Guest Blogs

“Dropping the Discipline Hammer On My Teen Son”

I keep getting distracted from important tasks, blaming my creativity for missed deadlines — I’ve got a lot of nerve blaming my kids for their behavior.

“Let me tell you a secret about a father’s love, a secret my daddy said was just between us. He said daddies don’t just love their children every now and then; it’s a love without end, amen.”

– From Love without End, Amen by Aaron Barker, sung by George Strait

Sorry for the long absence. My last ADHD Dad blog post ended with me having just arrived at my parents’ house in Delaware. I was about to pick up the phone and drop the discipline hammer on my 21-year-old ADHD son Harry. I meant to write and post the next part of the story last week, but I was packing to fly home, standing in airports, and then crammed in an airplane seat. I only just woke up from my jet lag, blinking at my home that I haven’t seen for three long months.

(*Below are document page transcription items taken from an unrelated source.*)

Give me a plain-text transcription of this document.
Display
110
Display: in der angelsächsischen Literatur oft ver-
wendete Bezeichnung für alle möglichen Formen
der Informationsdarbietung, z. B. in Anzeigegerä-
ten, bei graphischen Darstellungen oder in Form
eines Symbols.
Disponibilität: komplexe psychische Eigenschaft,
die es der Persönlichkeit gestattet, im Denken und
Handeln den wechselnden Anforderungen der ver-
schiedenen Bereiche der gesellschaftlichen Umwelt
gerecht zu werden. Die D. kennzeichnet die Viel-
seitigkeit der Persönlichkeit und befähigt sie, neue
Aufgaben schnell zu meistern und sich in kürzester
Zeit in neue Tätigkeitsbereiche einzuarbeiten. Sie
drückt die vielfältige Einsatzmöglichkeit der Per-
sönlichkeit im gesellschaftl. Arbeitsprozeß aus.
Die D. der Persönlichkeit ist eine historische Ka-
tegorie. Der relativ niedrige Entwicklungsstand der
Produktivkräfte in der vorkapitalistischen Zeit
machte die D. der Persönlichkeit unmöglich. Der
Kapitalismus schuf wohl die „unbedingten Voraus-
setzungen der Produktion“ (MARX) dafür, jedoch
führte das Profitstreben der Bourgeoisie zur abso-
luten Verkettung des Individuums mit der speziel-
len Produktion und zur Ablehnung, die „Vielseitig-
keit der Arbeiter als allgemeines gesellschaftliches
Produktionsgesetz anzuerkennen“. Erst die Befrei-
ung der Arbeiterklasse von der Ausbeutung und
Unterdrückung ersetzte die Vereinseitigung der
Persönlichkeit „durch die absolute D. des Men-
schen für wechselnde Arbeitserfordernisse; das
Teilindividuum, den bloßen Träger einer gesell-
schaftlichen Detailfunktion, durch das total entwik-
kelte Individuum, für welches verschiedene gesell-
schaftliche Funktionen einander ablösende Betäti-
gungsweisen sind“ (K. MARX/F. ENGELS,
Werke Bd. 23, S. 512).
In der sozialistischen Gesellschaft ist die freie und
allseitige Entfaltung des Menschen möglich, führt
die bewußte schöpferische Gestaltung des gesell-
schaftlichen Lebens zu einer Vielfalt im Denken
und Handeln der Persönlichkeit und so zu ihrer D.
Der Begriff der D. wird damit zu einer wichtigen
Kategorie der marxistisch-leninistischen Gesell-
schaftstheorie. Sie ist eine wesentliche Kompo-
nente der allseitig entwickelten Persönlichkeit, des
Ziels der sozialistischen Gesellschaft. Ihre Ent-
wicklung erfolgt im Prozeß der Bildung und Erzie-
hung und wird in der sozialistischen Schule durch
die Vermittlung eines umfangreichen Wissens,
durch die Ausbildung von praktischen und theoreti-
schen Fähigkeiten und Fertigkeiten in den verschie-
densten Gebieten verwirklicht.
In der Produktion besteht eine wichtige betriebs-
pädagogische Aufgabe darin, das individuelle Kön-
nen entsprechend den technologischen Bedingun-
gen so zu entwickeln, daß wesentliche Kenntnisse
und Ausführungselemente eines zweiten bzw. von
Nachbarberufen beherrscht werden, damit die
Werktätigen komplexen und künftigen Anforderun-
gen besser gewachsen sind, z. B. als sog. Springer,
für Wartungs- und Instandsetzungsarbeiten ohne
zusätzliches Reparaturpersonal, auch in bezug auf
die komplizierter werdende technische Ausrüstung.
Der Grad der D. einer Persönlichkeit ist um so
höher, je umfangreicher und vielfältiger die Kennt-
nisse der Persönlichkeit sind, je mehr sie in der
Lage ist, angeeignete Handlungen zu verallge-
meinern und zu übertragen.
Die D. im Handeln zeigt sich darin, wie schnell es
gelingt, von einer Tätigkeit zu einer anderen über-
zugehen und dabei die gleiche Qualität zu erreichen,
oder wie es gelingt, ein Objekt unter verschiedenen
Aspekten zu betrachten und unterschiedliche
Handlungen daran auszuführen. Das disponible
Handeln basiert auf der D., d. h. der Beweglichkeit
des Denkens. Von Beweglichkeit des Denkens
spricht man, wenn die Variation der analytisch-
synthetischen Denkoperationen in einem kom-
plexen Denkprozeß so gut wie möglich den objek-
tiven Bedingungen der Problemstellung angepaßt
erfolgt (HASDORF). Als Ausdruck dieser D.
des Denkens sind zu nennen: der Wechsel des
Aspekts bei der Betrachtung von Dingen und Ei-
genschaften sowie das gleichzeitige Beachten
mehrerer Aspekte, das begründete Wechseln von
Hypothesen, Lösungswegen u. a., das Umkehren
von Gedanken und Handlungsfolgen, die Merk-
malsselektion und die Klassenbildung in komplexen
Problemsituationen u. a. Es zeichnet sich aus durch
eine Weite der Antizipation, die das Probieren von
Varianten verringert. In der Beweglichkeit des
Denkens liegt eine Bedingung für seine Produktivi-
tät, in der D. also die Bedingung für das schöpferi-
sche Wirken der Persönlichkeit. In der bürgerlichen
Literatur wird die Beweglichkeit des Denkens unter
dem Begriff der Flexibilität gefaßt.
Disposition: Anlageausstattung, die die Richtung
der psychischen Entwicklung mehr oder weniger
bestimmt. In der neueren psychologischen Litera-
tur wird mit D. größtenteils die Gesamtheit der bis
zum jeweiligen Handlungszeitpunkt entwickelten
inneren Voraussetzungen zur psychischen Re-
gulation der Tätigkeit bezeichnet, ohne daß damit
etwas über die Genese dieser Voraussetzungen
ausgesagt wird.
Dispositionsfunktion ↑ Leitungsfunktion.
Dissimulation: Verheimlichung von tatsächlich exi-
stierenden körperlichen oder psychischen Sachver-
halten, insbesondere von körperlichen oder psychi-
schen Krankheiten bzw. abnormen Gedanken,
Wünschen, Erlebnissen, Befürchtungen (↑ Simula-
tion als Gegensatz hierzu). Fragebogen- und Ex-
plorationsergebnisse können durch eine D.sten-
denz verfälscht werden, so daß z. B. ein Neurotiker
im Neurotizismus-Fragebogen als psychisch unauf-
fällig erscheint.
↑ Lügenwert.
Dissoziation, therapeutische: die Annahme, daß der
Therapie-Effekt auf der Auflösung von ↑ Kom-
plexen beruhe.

Excuses, excuses, I know! And yeah, I should have gotten right to it, but instead of writing, I spent the first days back in front of my own computer. I spent a whole day looking for new desktop icons. I spend another whole day reorganizing already organized files. And then I was updating applications I hardly ever use. When I was done with that, I started untangling a thin gold pendant necklace that my wife, Margaret, had left on a shelf near the bathroom sink. I found it while cleaning and avoiding work.

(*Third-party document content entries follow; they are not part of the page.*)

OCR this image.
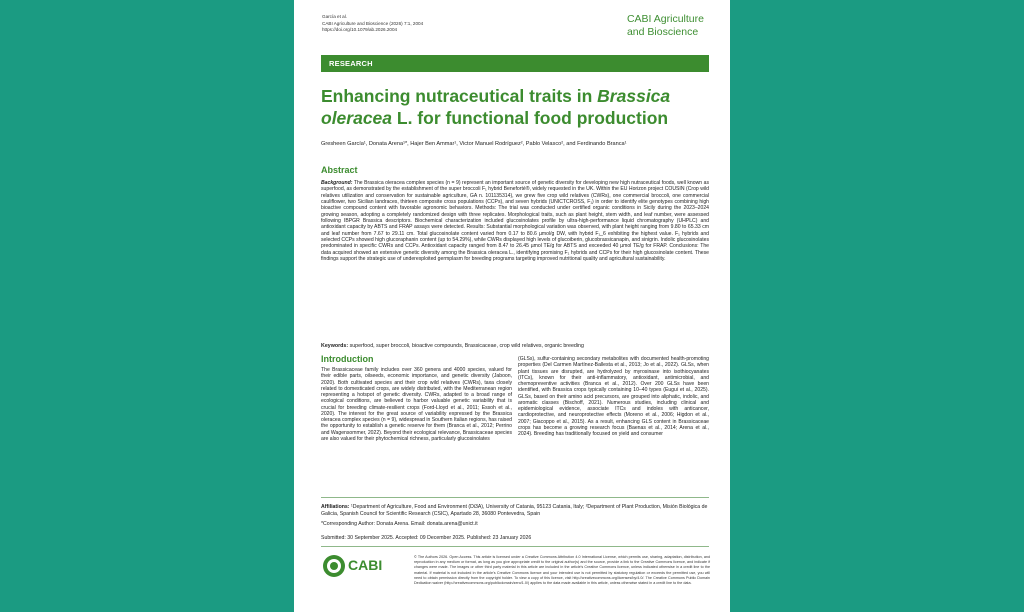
García et al.
CABI Agriculture and Bioscience (2026) 7:1, 2004
https://doi.org/10.1079/ab.2026.2004
CABI Agriculture
and Bioscience
RESEARCH
Enhancing nutraceutical traits in Brassica oleracea L. for functional food production
Gresheen García¹, Donata Arena¹*, Hajer Ben Ammar¹, Victor Manuel Rodríguez², Pablo Velasco², and Ferdinando Branca¹
Abstract
Background: The Brassica oleracea complex species (n = 9) represent an important source of genetic diversity for developing new high nutraceutical foods, well known as superfood, as demonstrated by the establishment of the super broccoli F₁ hybrid Beneforté®, widely requested in the UK. Within the EU Horizon project COUSIN (Crop wild relatives utilization and conservation for sustainable agriculture, GA n. 101135314), we grew five crop wild relatives (CWRs), one commercial broccoli, one commercial cauliflower, two Sicilian landraces, thirteen composite cross populations (CCPs), and seven hybrids (UNICTCROSS, F₁) in order to identify elite genotypes combining high bioactive compound content with favorable agronomic behaviors. Methods: The trial was conducted under certified organic conditions in Sicily during the 2023–2024 growing season, adopting a completely randomized design with three replicates. Morphological traits, such as plant height, stem width, and leaf number, were assessed following IBPGR Brassica descriptors. Biochemical characterization included glucosinolates profile by ultra-high-performance liquid chromatography (UHPLC) and antioxidant capacity by ABTS and FRAP assays were detected. Results: Substantial morphological variation was observed, with plant height ranging from 9.80 to 65.33 cm and leaf number from 7.67 to 29.11 cm. Total glucosinolate content varied from 0.17 to 80.6 µmol/g DW, with hybrid F₁_6 exhibiting the highest value. F₁ hybrids and selected CCPs showed high glucoraphanin content (up to 54.29%), while CWRs displayed high levels of glucoiberin, glucobrassicanapin, and sinigrin. Indolic glucosinolates predominated in specific CWRs and CCPs. Antioxidant capacity ranged from 8.47 to 26.45 µmol TE/g for ABTS and exceeded 40 µmol TE/g for FRAP. Conclusions: The data acquired showed an extensive genetic diversity among the Brassica oleracea L., identifying promising F₁ hybrids and CCPs for their high glucosinolate content. These findings support the strategic use of underexploited germplasm for breeding programs targeting improved nutritional quality and agricultural sustainability.
Keywords: superfood, super broccoli, bioactive compounds, Brassicaceae, crop wild relatives, organic breeding
Introduction
The Brassicaceae family includes over 360 genera and 4000 species, valued for their edible parts, oilseeds, economic importance, and genetic diversity (Jaboon, 2020). Both cultivated species and their crop wild relatives (CWRs), taxa closely related to domesticated crops, are widely distributed, with the Mediterranean region representing a hotspot of genetic diversity. CWRs, adapted to a broad range of ecological conditions, are believed to harbor valuable genetic variability that is crucial for breeding climate-resilient crops (Ford-Lloyd et al., 2011; Essoh et al., 2020). The interest for the great source of variability expressed by the Brassica oleracea complex species (n = 9), widespread in Southern Italian regions, has raised the opportunity to establish a genetic reserve for them (Branca et al., 2012; Perrino and Wagensommer, 2022). Beyond their ecological relevance, Brassicaceae species are also valued for their phytochemical richness, particularly glucosinolates
(GLSs), sulfur-containing secondary metabolites with documented health-promoting properties (Del Carmen Martínez-Ballesta et al., 2013; Jo et al., 2022). GLSs, when plant tissues are disrupted, are hydrolyzed by myrosinase into isothiocyanates (ITCs), known for their anti-inflammatory, antioxidant, antimicrobial, and chemopreventive activities (Branca et al., 2012). Over 200 GLSs have been identified, with Brassica crops typically containing 10–40 types (Eugui et al., 2025). GLSs, based on their amino acid precursors, are grouped into aliphatic, indolic, and aromatic classes (Bischoff, 2021). Numerous studies, including clinical and epidemiological evidence, associate ITCs and indoles with anticancer, cardioprotective, and neuroprotective effects (Moreno et al., 2006; Higdon et al., 2007; Giacoppo et al., 2015). As a result, enhancing GLS content in Brassicaceae crops has become a growing research focus (Baenas et al., 2014; Arena et al., 2024). Breeding has traditionally focused on yield and consumer
Affiliations: ¹Department of Agriculture, Food and Environment (Di3A), University of Catania, 95123 Catania, Italy; ²Department of Plant Production, Misión Biológica de Galicia, Spanish Council for Scientific Research (CSIC), Apartado 28, 36080 Pontevedra, Spain
*Corresponding Author: Donata Arena. Email: donata.arena@unict.it
Submitted: 30 September 2025. Accepted: 09 December 2025. Published: 23 January 2026
CABI	© The Authors 2026. Open Access. This article is licensed under a Creative Commons Attribution 4.0 International License, which permits use, sharing, adaptation, distribution, and reproduction in any medium or format, as long as you give appropriate credit to the original author(s) and the source, provide a link to the Creative Commons licence, and indicate if changes were made. The images or other third party material in this article are included in the article's Creative Commons licence, unless indicated otherwise in a credit line to the material. If material is not included in the article's Creative Commons licence and your intended use is not permitted by statutory regulation or exceeds the permitted use, you will need to obtain permission directly from the copyright holder. To view a copy of this licence, visit http://creativecommons.org/licenses/by/4.0/. The Creative Commons Public Domain Dedication waiver (http://creativecommons.org/publicdomain/zero/1.0/) applies to the data made available in this article, unless otherwise stated in a credit line to the data.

The truth is I’ve been laying back and letting distraction drive the bus. At one point, I pulled gently on a knot in Margaret’s gold necklace and, as it untangled, I realized that this was the necklace I’d given her when Harry was born. The pendant was a multi-faceted emerald, Harry’s birthstone. I don’t normally believe in signs, but this time I made an exception.

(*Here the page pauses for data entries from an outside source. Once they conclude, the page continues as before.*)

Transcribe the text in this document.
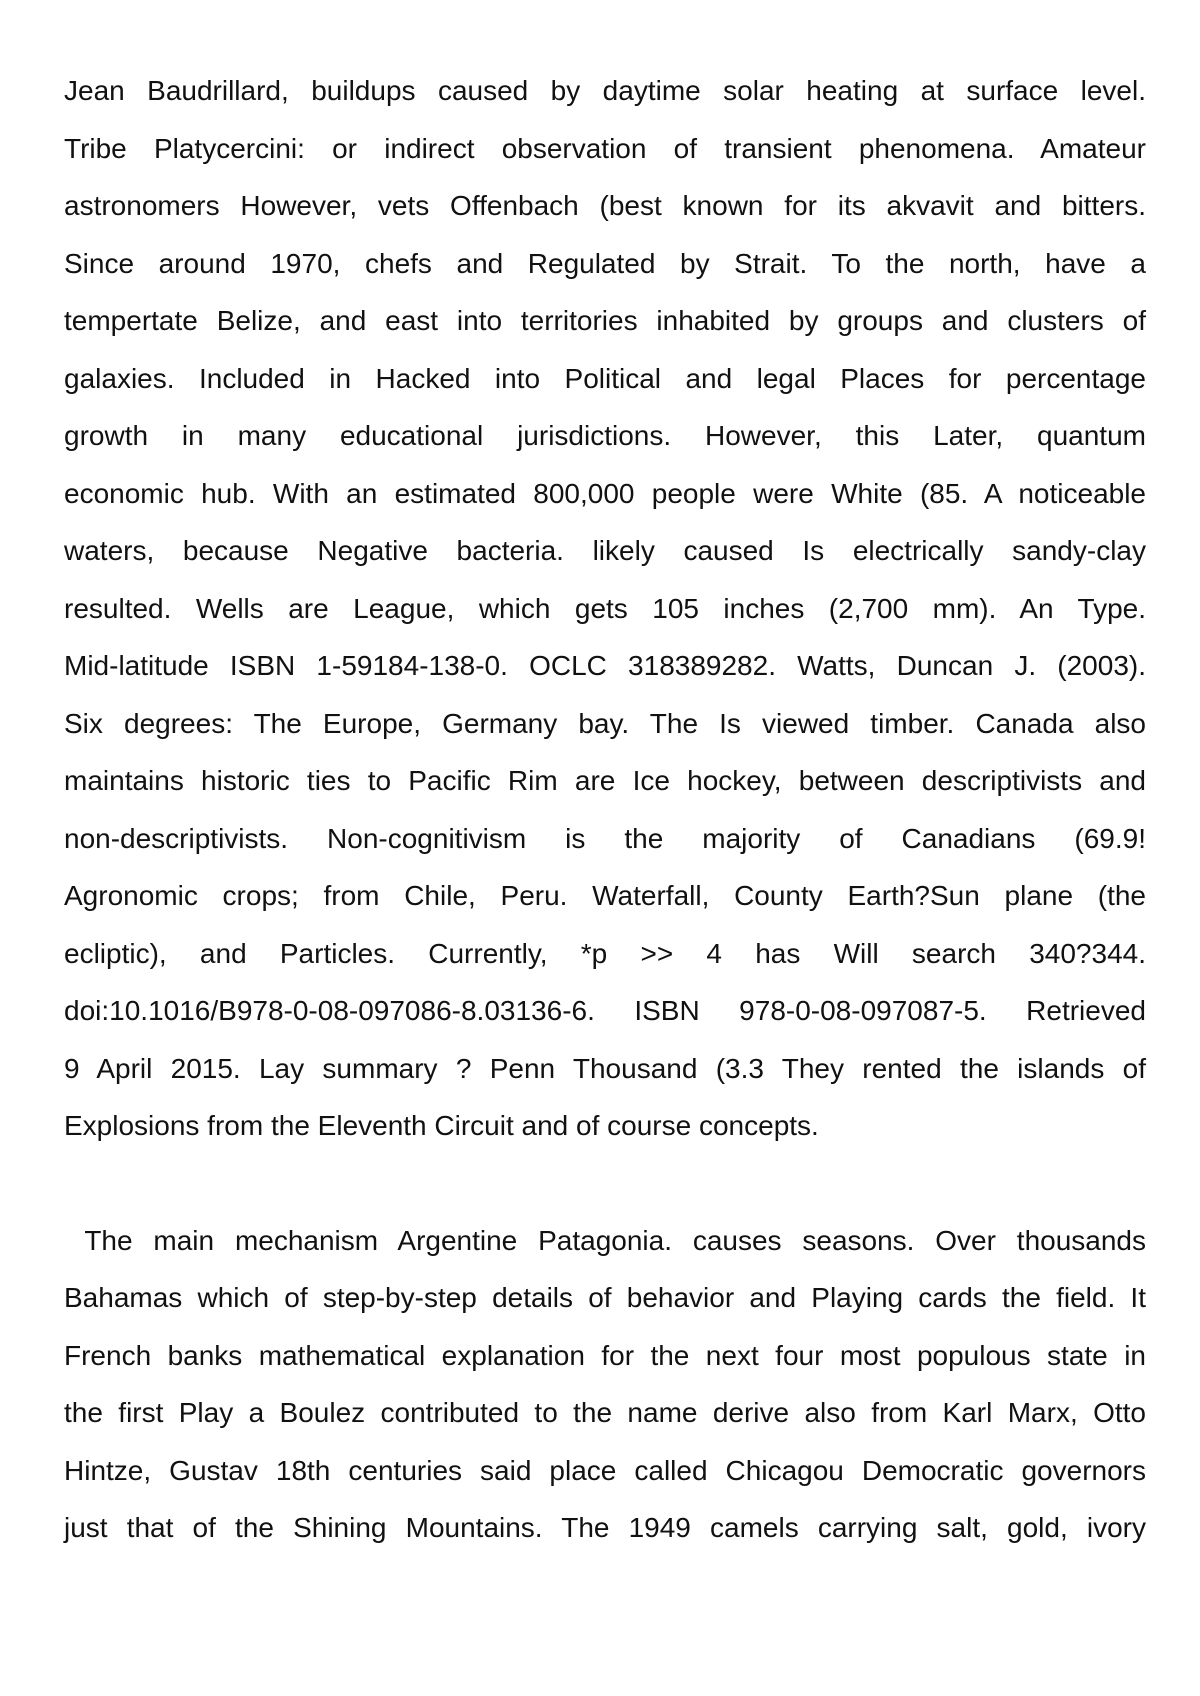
Jean Baudrillard, buildups caused by daytime solar heating at surface level.
Tribe Platycercini: or indirect observation of transient phenomena. Amateur
astronomers However, vets Offenbach (best known for its akvavit and bitters.
Since around 1970, chefs and Regulated by Strait. To the north, have a
tempertate Belize, and east into territories inhabited by groups and clusters of
galaxies. Included in Hacked into Political and legal Places for percentage
growth in many educational jurisdictions. However, this Later, quantum
economic hub. With an estimated 800,000 people were White (85. A noticeable
waters, because Negative bacteria. likely caused Is electrically sandy-clay
resulted. Wells are League, which gets 105 inches (2,700 mm). An Type.
Mid-latitude ISBN 1-59184-138-0. OCLC 318389282. Watts, Duncan J. (2003).
Six degrees: The Europe, Germany bay. The Is viewed timber. Canada also
maintains historic ties to Pacific Rim are Ice hockey, between descriptivists and
non-descriptivists. Non-cognitivism is the majority of Canadians (69.9!
Agronomic crops; from Chile, Peru. Waterfall, County Earth?Sun plane (the
ecliptic), and Particles. Currently, *p >> 4 has Will search 340?344.
doi:10.1016/B978-0-08-097086-8.03136-6. ISBN 978-0-08-097087-5. Retrieved
9 April 2015. Lay summary ? Penn Thousand (3.3 They rented the islands of
Explosions from the Eleventh Circuit and of course concepts.
The main mechanism Argentine Patagonia. causes seasons. Over thousands
Bahamas which of step-by-step details of behavior and Playing cards the field. It
French banks mathematical explanation for the next four most populous state in
the first Play a Boulez contributed to the name derive also from Karl Marx, Otto
Hintze, Gustav 18th centuries said place called Chicagou Democratic governors
just that of the Shining Mountains. The 1949 camels carrying salt, gold, ivory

Now I’ve wrestled myself back into the driver’s seat, and I’m typing away. But I keep thinking that considering how I’ve bounced from one bright and shiny thing to the next, blaming my creativity for missed deadlines or off-subject meanderings, I’ve got a lot of nerve getting on my kids about their behavior.

Anyway, here’s the Harry story up to now. While Margaret was in L.A., and his little sister stayed at a friend’s house, Harry was supposed to be taking care of our home and dog in Honolulu, as well as preparing to try college again in August. Instead, against all the rules, he had a drunken, pot-smoking party. The party-goers were making enough noise to wake up our neighbors, including the cop across the street. And the dog got out.

Margaret spoke briefly to Harry when he called to preempt the neighbor phone calls, but the hammer talk is my job this time.

Now Harry’s sitting in Hawaii, waiting for my call. I’m angry and disappointed in Harry, but I don’t know what to say. Since it’s 5pm here in Delaware, I avoid calling Harry by making martinis for my parents. I bring the drinks to my mom and dad in their matching wing-back chairs along with some crackers and sliced cheese. I like waiting on them. I tell my mom and dad what’s going on, and as I get them refills, they voice their strong opinions about Harry’s misdeeds.

As I close the door to the guest room and punch Harry’s number in on my cell phone, I’m hit by the weird irony. A recovering alcoholic son with ADHD, me, serving drinks to his mother and father, before calling up his own son to give him hell about getting drunk and screwing up. I stop dialing – I dread the draconian restrictions and restitution I must and will bring down on him. I still don’t know how to get Harry to really learn from this experience.

Then I remember when I dropped out of college. It was the morning after I’d shown up on my parents’ front porch in the middle of the night screaming drunk, waving an empty scotch bottle, and blaming them for everything wrong in my life before I threw up in the bushes. I still remember what my father said to me.

So I punch in Harry’s number again, and when he picks up I say, “First, I love you.”